Rendahnya minat baca masyarakat membuat kita jauh tertinggal dengan negara-negara lain. Sementara orang sudah bisa menginjakkan kakinya di bulan, kita masih bermimpi di siang bolong. Orang jepang sudah sejak lama menanam dengan media air (hidroponik) kita malah asik dengan kesuburan tanah kita, yang jika tanah tersebut menjadi gersang kita tidak tahu bagaimana menanganinya.

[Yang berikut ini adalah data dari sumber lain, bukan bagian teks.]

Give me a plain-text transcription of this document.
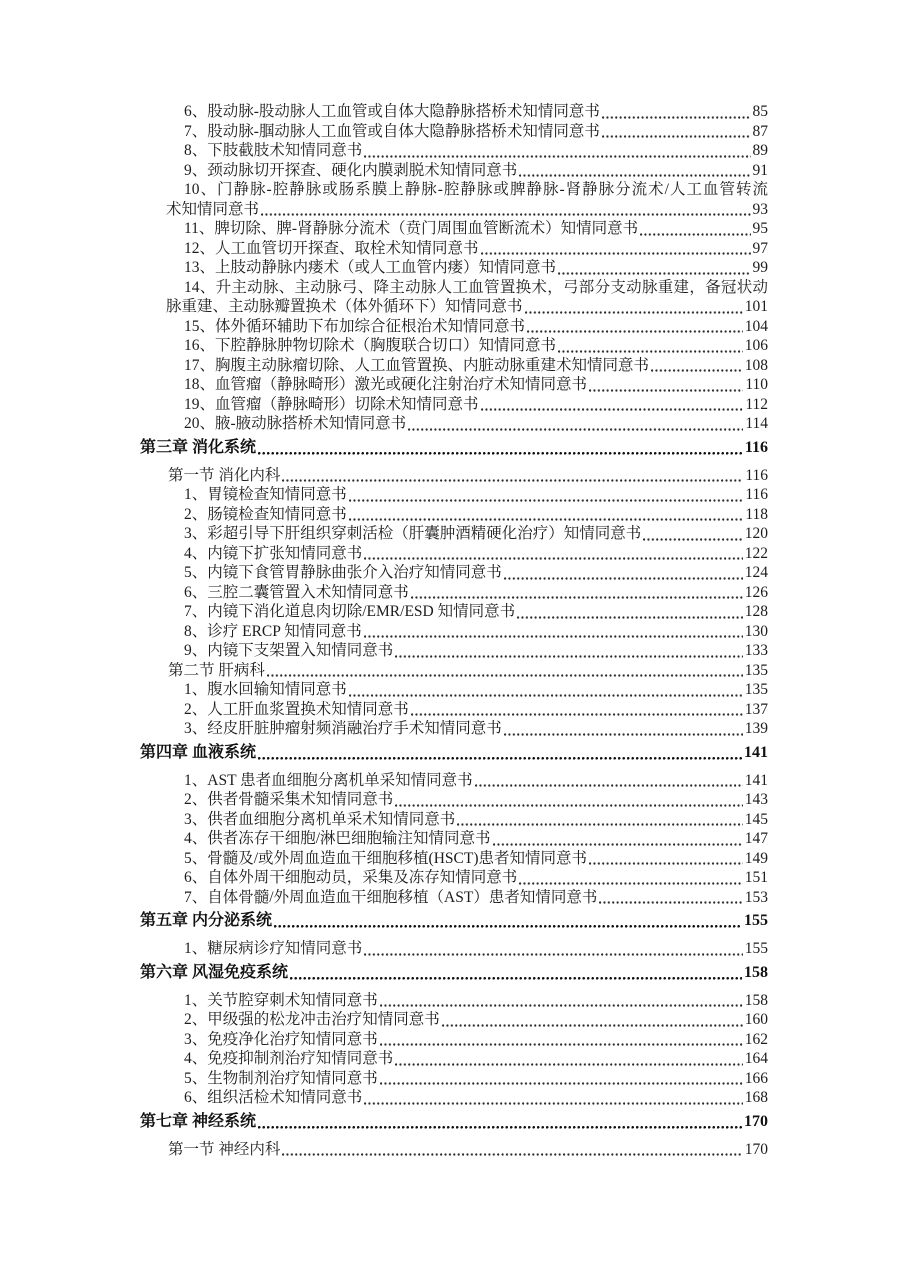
6、股动脉-股动脉人工血管或自体大隐静脉搭桥术知情同意书	85
7、股动脉-腘动脉人工血管或自体大隐静脉搭桥术知情同意书	87
8、下肢截肢术知情同意书	89
9、颈动脉切开探查、硬化内膜剥脱术知情同意书	91
10、门静脉-腔静脉或肠系膜上静脉-腔静脉或脾静脉-肾静脉分流术/人工血管转流
术知情同意书	93
11、脾切除、脾-肾静脉分流术（贲门周围血管断流术）知情同意书	95
12、人工血管切开探查、取栓术知情同意书	97
13、上肢动静脉内瘘术（或人工血管内瘘）知情同意书	99
14、升主动脉、主动脉弓、降主动脉人工血管置换术，弓部分支动脉重建，备冠状动
脉重建、主动脉瓣置换术（体外循环下）知情同意书	101
15、体外循环辅助下布加综合征根治术知情同意书	104
16、下腔静脉肿物切除术（胸腹联合切口）知情同意书	106
17、胸腹主动脉瘤切除、人工血管置换、内脏动脉重建术知情同意书	108
18、血管瘤（静脉畸形）激光或硬化注射治疗术知情同意书	110
19、血管瘤（静脉畸形）切除术知情同意书	112
20、腋-腋动脉搭桥术知情同意书	114
第三章 消化系统	116
第一节 消化内科	116
1、胃镜检查知情同意书	116
2、肠镜检查知情同意书	118
3、彩超引导下肝组织穿刺活检（肝囊肿酒精硬化治疗）知情同意书	120
4、内镜下扩张知情同意书	122
5、内镜下食管胃静脉曲张介入治疗知情同意书	124
6、三腔二囊管置入术知情同意书	126
7、内镜下消化道息肉切除/EMR/ESD 知情同意书	128
8、诊疗 ERCP 知情同意书	130
9、内镜下支架置入知情同意书	133
第二节 肝病科	135
1、腹水回输知情同意书	135
2、人工肝血浆置换术知情同意书	137
3、经皮肝脏肿瘤射频消融治疗手术知情同意书	139
第四章 血液系统	141
1、AST 患者血细胞分离机单采知情同意书	141
2、供者骨髓采集术知情同意书	143
3、供者血细胞分离机单采术知情同意书	145
4、供者冻存干细胞/淋巴细胞输注知情同意书	147
5、骨髓及/或外周血造血干细胞移植(HSCT)患者知情同意书	149
6、自体外周干细胞动员，采集及冻存知情同意书	151
7、自体骨髓/外周血造血干细胞移植（AST）患者知情同意书	153
第五章 内分泌系统	155
1、糖尿病诊疗知情同意书	155
第六章 风湿免疫系统	158
1、关节腔穿刺术知情同意书	158
2、甲级强的松龙冲击治疗知情同意书	160
3、免疫净化治疗知情同意书	162
4、免疫抑制剂治疗知情同意书	164
5、生物制剂治疗知情同意书	166
6、组织活检术知情同意书	168
第七章 神经系统	170
第一节 神经内科	170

Selama ini kita masih disibukkan dengan hal-hal yang sifatnya teoritis. Misalnya, kalau tiba-tiba nilai ujian nasional siswa kita tiba-tiba jelek maka kita beramai-ramai menyalahkan sistem. Padahal, sebagai bagian dari sistem pendidikan tentunya kita juga harus ikut bertanggung jawab. Bukan hanya guru dan siswa saja, keterlibatan komite sekolah juga memiliki andil yang cukup besar. Yang menjadi pekerjaan rumah (PR) bersama saat ini adalah bagaimana melaksanakan ide-ide teoritis yang penulis yakin semua memilikinya tersebut menjadi pergerakan yang sifatnya praktis. Taufiq Ismail sudah memulainya, kapan di sekolah kita?

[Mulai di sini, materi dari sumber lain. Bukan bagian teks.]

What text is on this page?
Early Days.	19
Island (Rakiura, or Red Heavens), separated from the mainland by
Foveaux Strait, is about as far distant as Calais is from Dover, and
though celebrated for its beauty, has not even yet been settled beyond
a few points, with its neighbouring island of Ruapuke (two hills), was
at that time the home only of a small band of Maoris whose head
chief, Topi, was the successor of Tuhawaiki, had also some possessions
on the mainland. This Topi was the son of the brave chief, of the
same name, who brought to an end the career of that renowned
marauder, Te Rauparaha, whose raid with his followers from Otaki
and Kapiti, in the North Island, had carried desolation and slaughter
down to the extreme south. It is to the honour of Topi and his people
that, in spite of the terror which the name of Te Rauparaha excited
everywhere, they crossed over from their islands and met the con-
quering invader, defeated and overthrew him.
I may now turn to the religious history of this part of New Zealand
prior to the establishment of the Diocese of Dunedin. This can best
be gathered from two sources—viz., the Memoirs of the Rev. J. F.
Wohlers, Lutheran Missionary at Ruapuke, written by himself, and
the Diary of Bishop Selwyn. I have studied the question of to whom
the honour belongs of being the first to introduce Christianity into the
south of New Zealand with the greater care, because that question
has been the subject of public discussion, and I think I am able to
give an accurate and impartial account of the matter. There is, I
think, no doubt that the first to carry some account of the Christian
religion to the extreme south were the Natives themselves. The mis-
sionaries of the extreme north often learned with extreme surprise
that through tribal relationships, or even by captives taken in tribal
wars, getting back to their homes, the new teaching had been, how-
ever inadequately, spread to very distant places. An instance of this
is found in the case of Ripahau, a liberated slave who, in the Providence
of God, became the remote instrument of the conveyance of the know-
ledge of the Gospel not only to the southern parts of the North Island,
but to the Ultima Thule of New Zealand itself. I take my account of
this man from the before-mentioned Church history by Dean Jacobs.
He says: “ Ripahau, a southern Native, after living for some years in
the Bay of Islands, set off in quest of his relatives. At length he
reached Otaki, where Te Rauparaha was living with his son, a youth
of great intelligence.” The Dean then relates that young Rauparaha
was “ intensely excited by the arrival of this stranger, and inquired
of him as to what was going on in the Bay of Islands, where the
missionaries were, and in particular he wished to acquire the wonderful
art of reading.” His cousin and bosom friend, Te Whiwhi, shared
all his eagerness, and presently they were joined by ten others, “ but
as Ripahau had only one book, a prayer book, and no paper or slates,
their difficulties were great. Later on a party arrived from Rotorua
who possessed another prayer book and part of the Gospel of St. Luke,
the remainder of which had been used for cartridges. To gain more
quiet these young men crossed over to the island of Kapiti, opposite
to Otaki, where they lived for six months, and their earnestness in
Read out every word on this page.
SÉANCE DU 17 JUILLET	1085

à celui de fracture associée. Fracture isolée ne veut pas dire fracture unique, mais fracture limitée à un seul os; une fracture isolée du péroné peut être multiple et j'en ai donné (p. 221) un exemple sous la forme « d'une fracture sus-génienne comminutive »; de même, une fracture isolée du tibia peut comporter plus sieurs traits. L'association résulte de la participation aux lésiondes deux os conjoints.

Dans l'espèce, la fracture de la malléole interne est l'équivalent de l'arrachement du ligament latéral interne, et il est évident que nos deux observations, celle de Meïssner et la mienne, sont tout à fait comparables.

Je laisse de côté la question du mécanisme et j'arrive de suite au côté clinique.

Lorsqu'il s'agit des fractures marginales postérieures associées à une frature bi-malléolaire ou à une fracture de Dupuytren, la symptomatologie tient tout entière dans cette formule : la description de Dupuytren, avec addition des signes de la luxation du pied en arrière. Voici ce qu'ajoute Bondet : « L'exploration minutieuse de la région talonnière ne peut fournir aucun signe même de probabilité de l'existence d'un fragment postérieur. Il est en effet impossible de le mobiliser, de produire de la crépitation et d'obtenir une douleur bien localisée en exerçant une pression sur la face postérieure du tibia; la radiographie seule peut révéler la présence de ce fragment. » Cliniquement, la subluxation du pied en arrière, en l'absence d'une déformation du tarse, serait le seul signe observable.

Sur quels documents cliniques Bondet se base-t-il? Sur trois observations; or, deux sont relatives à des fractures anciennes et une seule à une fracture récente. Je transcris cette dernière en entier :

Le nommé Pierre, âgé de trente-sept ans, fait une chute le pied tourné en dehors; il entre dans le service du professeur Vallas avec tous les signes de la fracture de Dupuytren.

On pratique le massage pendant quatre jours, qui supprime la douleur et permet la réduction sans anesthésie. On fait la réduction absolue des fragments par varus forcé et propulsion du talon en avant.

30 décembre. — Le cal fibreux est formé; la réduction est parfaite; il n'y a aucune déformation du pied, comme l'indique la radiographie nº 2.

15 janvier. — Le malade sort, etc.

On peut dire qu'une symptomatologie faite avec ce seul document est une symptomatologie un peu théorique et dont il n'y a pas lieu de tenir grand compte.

Harapan penulis, dengan ditingkatkannya pelayanan perpustakaan sekolah dapat diimbangi dengan minat membaca yang tinggi. Percuma perpustakaan itu dibangun kalau sekedar sebagai pelengkap infrastruktur sekolah saja. Dengan begitu kata pepatah "gayung telah bersambut". Mari meretas cakrawala tanpa batas ini dengan gemar membaca!
*) M. Haninul Fuad adalah Guru SMA Terbuka Mamba’unnur Gading Bululawang Malang, Penggagas kelompok diskusi "Komunitas Lintas Cakrawala (KLC)" Malang.